For years, researchers have considered a 1.5-degree increase (2.7 degrees Fahrenheit) to be the “tipping point” of irreversible ice melting, resulting in potentially devastating sea-level rise and other adverse consequences.

Make no mistake: Even with the reduced temperature rise, storms, floods, droughts and wildfires will continue to get worse — as they already have because of global warming. Tens of millions of people may still be displaced and more people will die due to climate change-fueled weather events.

But any reduction in projected temperatures — perhaps by half from the worst-case forecast — gives adaptation and engineering a better chance at managing what will still be a very challenging world.

The proposed U.S. guidelines on hydrofluorocarbons, or HFCs, aim to reduce the production and use of the chemicals to 40 percent below historic levels starting in 2024, according to The Washington Post.

A couple of years ago, Rep. Scott Peters, D-San Diego, was a lead author of legislation that called for phasing out HFCs over 15 years, along with reducing methane gas emissions. Like HFCs, methane is a potent greenhouse gas.

This was parallel to international efforts that were seen as a key short-term strategy in the long-term fight to reduce carbon dioxide emissions. According to the Post, the combined global actions on HFCs are projected to prevent up to 0.5 degrees Celsius (0.9 degrees Fahrenheit) of warming by the end of the century.

Meanwhile, the Russian invasion of Ukraine has factored into the energy picture in predictable and unpredictable ways. The hostilities sparked an energy crisis, with countries burning heavily polluting fossil fuels such as coal rather than the more-limited natural gas.

But that likely will accelerate the global transition to cleaner technology such as wind and solar power, along with more electric vehicles, according to the International Energy Agency in its annual World Energy Outlook.

Countries faced with higher fossil fuel prices increasingly have turned to alternatives, including hydrogen fuels and nuclear power, said the IEA, which expects that trend to continue.

Regarding climate adaptation, a potentially big diplomatic move is brewing.
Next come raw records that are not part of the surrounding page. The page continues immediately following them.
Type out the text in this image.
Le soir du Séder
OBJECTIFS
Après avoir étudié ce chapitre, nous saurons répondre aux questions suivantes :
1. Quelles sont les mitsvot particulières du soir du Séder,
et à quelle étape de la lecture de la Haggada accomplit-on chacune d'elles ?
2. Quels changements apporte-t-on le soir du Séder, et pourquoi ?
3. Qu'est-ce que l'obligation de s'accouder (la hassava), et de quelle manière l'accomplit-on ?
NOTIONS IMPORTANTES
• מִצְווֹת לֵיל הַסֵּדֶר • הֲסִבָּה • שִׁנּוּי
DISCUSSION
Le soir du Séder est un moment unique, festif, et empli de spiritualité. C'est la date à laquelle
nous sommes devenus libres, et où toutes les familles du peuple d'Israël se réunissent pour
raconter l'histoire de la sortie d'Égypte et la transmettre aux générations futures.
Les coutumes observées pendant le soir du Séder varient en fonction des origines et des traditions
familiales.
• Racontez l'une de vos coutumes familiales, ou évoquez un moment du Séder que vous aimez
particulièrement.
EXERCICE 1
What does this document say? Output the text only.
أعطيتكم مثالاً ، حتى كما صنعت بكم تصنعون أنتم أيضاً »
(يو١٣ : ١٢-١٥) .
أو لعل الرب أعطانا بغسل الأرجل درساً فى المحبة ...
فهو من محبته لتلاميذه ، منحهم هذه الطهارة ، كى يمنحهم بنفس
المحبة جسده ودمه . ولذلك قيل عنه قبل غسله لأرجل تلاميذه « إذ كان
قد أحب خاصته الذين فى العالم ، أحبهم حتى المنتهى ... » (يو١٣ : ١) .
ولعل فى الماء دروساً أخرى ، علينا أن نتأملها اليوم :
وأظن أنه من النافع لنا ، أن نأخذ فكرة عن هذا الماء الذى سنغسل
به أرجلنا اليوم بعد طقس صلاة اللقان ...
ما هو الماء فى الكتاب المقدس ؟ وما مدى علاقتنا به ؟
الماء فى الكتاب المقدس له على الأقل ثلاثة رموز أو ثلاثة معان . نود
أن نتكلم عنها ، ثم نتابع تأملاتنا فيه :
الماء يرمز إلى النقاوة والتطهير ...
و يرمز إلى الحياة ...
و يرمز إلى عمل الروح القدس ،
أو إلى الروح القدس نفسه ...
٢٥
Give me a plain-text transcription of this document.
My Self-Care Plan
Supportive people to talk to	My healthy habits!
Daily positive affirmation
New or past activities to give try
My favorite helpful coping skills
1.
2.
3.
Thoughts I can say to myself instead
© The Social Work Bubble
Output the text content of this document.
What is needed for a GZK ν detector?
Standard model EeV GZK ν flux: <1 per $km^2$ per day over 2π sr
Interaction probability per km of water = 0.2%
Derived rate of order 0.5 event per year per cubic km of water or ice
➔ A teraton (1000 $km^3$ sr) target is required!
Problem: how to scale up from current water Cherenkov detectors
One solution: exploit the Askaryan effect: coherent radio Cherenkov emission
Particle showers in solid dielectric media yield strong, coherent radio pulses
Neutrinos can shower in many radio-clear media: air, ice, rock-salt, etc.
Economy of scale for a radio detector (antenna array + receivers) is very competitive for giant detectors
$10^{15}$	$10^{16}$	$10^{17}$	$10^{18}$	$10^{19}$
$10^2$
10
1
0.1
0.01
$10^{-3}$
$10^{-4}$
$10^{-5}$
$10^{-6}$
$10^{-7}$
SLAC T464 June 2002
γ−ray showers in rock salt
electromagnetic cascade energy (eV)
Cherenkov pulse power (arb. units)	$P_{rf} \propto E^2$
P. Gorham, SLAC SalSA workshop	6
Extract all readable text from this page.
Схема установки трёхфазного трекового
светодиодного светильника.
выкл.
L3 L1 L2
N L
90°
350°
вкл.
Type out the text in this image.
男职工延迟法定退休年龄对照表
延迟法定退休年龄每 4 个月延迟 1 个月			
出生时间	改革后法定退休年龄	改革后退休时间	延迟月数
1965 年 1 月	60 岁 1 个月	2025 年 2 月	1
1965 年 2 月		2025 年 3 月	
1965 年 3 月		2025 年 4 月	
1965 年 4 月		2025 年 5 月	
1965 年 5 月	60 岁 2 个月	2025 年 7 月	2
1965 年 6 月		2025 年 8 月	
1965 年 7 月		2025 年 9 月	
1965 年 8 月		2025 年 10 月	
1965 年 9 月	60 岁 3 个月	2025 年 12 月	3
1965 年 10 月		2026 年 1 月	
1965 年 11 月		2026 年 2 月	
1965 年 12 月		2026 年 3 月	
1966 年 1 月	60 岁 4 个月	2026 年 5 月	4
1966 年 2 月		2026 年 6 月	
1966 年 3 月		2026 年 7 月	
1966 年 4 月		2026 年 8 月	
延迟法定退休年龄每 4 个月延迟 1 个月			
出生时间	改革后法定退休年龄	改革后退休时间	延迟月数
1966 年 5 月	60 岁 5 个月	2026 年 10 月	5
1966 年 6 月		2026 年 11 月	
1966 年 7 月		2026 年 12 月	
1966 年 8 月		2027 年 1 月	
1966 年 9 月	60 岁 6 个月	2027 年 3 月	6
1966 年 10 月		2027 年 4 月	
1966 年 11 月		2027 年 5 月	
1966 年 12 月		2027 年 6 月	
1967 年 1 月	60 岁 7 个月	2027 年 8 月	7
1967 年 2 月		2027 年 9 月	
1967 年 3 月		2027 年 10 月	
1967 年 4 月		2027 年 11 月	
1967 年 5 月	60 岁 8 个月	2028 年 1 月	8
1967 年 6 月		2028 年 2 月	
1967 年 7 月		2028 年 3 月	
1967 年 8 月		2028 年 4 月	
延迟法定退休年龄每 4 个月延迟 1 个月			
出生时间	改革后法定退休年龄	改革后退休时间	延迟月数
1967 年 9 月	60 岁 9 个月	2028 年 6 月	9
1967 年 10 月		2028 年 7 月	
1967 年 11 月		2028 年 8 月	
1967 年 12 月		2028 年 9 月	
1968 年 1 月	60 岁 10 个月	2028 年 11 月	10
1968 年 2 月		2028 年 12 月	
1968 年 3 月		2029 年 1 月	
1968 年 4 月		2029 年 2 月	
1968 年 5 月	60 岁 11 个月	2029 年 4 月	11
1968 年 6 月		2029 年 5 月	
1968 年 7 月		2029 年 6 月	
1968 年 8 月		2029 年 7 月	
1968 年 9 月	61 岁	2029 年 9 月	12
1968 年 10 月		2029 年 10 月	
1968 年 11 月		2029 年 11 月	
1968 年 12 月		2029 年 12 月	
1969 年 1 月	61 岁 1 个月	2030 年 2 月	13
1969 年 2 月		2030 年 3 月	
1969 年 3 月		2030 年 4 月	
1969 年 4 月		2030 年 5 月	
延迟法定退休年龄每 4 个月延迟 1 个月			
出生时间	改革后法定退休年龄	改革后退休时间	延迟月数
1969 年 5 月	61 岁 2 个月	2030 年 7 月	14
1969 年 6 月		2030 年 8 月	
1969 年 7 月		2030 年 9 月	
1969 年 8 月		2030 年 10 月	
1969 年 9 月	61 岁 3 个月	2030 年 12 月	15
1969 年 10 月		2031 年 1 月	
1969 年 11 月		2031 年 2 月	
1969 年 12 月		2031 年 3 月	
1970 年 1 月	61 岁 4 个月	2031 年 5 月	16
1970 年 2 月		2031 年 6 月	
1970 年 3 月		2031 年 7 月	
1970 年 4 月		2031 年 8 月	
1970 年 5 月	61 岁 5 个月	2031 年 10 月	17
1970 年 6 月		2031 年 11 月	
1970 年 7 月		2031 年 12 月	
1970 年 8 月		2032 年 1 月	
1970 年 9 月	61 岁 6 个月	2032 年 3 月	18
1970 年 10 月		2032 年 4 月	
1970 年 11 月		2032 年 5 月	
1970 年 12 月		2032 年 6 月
U.S. climate envoy John Kerry last week said the United States was open to negotiations on climate financing for poor countries.

Smaller countries of lesser means say they’ve been disproportionately impacted by climate change that has been exacerbated by emissions mostly from bigger, wealthier countries.

The significance of this is a potential resolution to a dispute over compensation that threatens to upend the annual U.N. climate conference in Egypt beginning Nov. 6.

But the impact of these positive developments could be neutralized, or worse, by low-end warming and global politics.

A report from UNICEF said by 2050 “virtually every child on earth — over 2 billion children — is forecast to face more frequent heatwaves.” Already, around 559 million children are exposed to “high heatwave frequency.”

This projection is consistent, according to the report, regardless of whether the world achieves a “low greenhouse gas emission scenario” with a 1.7-degree Celsius increase or a higher 2.4 degrees of warming.

Then there’s the presidential election in Brazil Sunday that the Times ominously concludes “will determine the conditions for future life on Earth.”

President Jair Bolsonaro’s deforestation and development policies have the Amazon ecosystem “on the brink of catastrophe,” according to the Times. His challenger, former President Luiz Inácio Lula da Silva, promises to stop the destruction.

The Amazon forest absorbs billions of tons of carbon, though that will continue to decrease unless something changes. The loss of millions of trees has already decreased rainfall. Scientists say if the Amazon reaches its own “tipping point,” wooded areas that are not turned into ranchland will become dry savannah.

If that election seems distant, consider this: Princeton University researchers say an Amazon stripped bare could mean a 50 percent reduction in the Sierra Nevada snowpack — a critical water source for California cities and farms.